Monday, September 15, 2014

Needing a cause

I've been re-reading Samuel Clarke's cosmological argument. Here's a version of his argument:

  1. Anything that has a cause needs a cause.
  2. The sum of things that each need a cause needs a cause.
  3. Anything that exists and needs a cause has a cause.
  4. The cause of a sum of things that each need a cause is outside of the sum.
  5. There is a sum of all caused things.
  6. So, there is a cause of the sum of all caused things. (1-3,5)
  7. So, the sum of all caused things has an uncaused cause. (5,6)
I think the trickiest and most interesting thing in this argument is (2). I suppose the intuition here is that you're not going to get what you need simply by piling up needy beings.

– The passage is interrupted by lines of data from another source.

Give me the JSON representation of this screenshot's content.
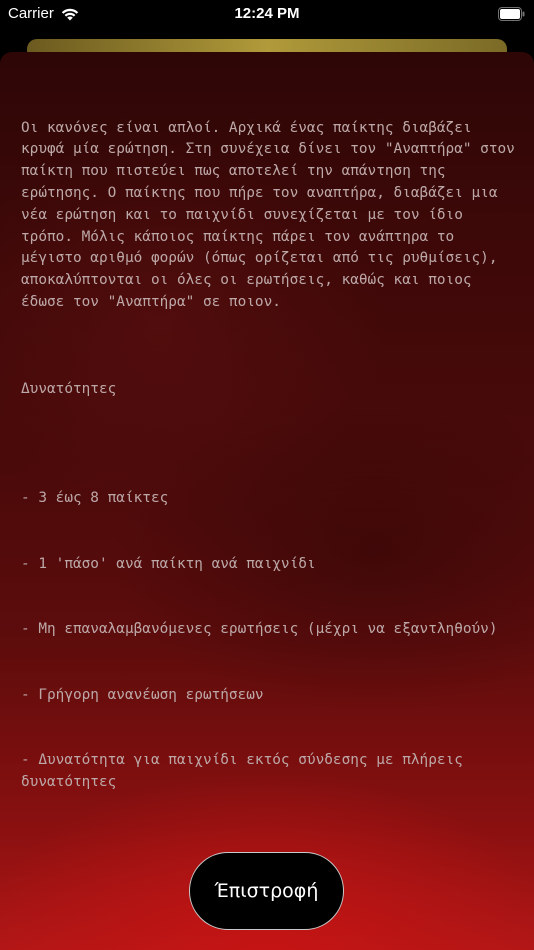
{
  "status_bar": {
    "carrier": "Carrier",
    "time": "12:24 PM"
  },
  "rules": {
    "paragraph": "Οι κανόνες είναι απλοί. Αρχικά ένας παίκτης διαβάζει κρυφά μία ερώτηση. Στη συνέχεια δίνει τον \"Αναπτήρα\" στον παίκτη που πιστεύει πως αποτελεί την απάντηση της ερώτησης. Ο παίκτης που πήρε τον αναπτήρα, διαβάζει μια νέα ερώτηση και το παιχνίδι συνεχίζεται με τον ίδιο τρόπο. Μόλις κάποιος παίκτης πάρει τον ανάπτηρα το μέγιστο αριθμό φορών (όπως ορίζεται από τις ρυθμίσεις), αποκαλύπτονται οι όλες οι ερωτήσεις, καθώς και ποιος έδωσε τον \"Αναπτήρα\" σε ποιον.",
    "features_title": "Δυνατότητες",
    "features": [
      "- 3 έως 8 παίκτες",
      "- 1 'πάσο' ανά παίκτη ανά παιχνίδι",
      "- Μη επαναλαμβανόμενες ερωτήσεις (μέχρι να εξαντληθούν)",
      "- Γρήγορη ανανέωση ερωτήσεων",
      "- Δυνατότητα για παιχνίδι εκτός σύνδεσης με πλήρεις δυνατότητες"
    ]
  },
  "back_button": {
    "label": "Έπιστροφή"
  },
  "colors": {
    "text": "#bda8a8",
    "button_bg": "#000000",
    "button_border": "#c9c9c9",
    "sheet_top": "#2e0606",
    "sheet_bottom": "#b51717"
  }
}
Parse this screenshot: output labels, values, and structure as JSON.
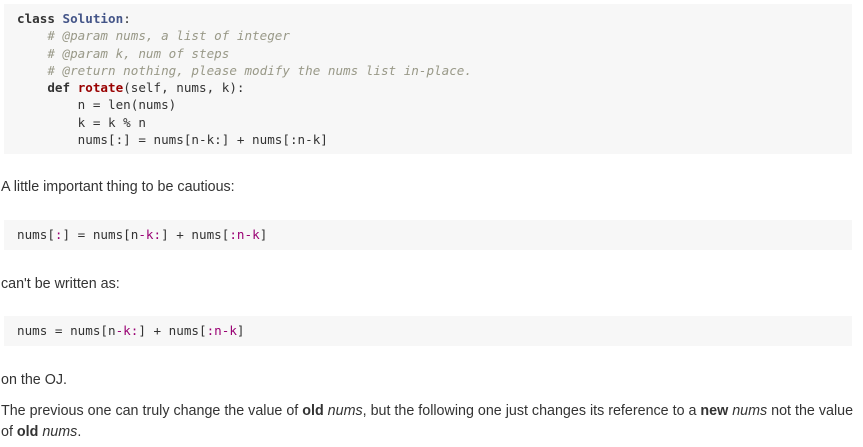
{
  "code_block_1": {
    "lines": [
      {
        "kw": "class",
        "name": "Solution",
        "rest": ":"
      },
      {
        "indent": "    ",
        "comment": "# @param nums, a list of integer"
      },
      {
        "indent": "    ",
        "comment": "# @param k, num of steps"
      },
      {
        "indent": "    ",
        "comment": "# @return nothing, please modify the nums list in-place."
      },
      {
        "indent": "    ",
        "kw": "def",
        "name": "rotate",
        "rest": "(self, nums, k):"
      },
      {
        "indent": "        ",
        "text": "n = len(nums)"
      },
      {
        "indent": "        ",
        "text": "k = k % n"
      },
      {
        "indent": "        ",
        "text": "nums[:] = nums[n-k:] + nums[:n-k]"
      }
    ]
  },
  "para_1": "A little important thing to be cautious:",
  "code_block_2": {
    "line": {
      "a": "nums[",
      "b": ":",
      "c": "] = nums[n",
      "d": "-k:",
      "e": "] + nums[",
      "f": ":n-k",
      "g": "]"
    }
  },
  "para_2": "can't be written as:",
  "code_block_3": {
    "line": {
      "a": "nums = nums[n",
      "b": "-k:",
      "c": "] + nums[",
      "d": ":n-k",
      "e": "]"
    }
  },
  "para_3": "on the OJ.",
  "para_4": {
    "t1": "The previous one can truly change the value of ",
    "b1": "old",
    "t2": " ",
    "i1": "nums",
    "t3": ", but the following one just changes its reference to a ",
    "b2": "new",
    "t4": " ",
    "i2": "nums",
    "t5": " not the value of ",
    "b3": "old",
    "t6": " ",
    "i3": "nums",
    "t7": "."
  }
}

Where I have "needs a cause", Samuel Clarke has "is dependent". That makes his analogue of (3) trivial, but it makes his analogue of (1) more controversial.

2 comments:

Mika's Piano Blog said...

Hi Dr. Pruss,

Regarding the cosmological argument, what would you say is some of the most interesting work done on the gap problem since the time you published your essay for the Blackwell Companion to Natural Theology?

Thank you!

Alexander R Pruss said...

I think Josh Rasmussen has something interesting.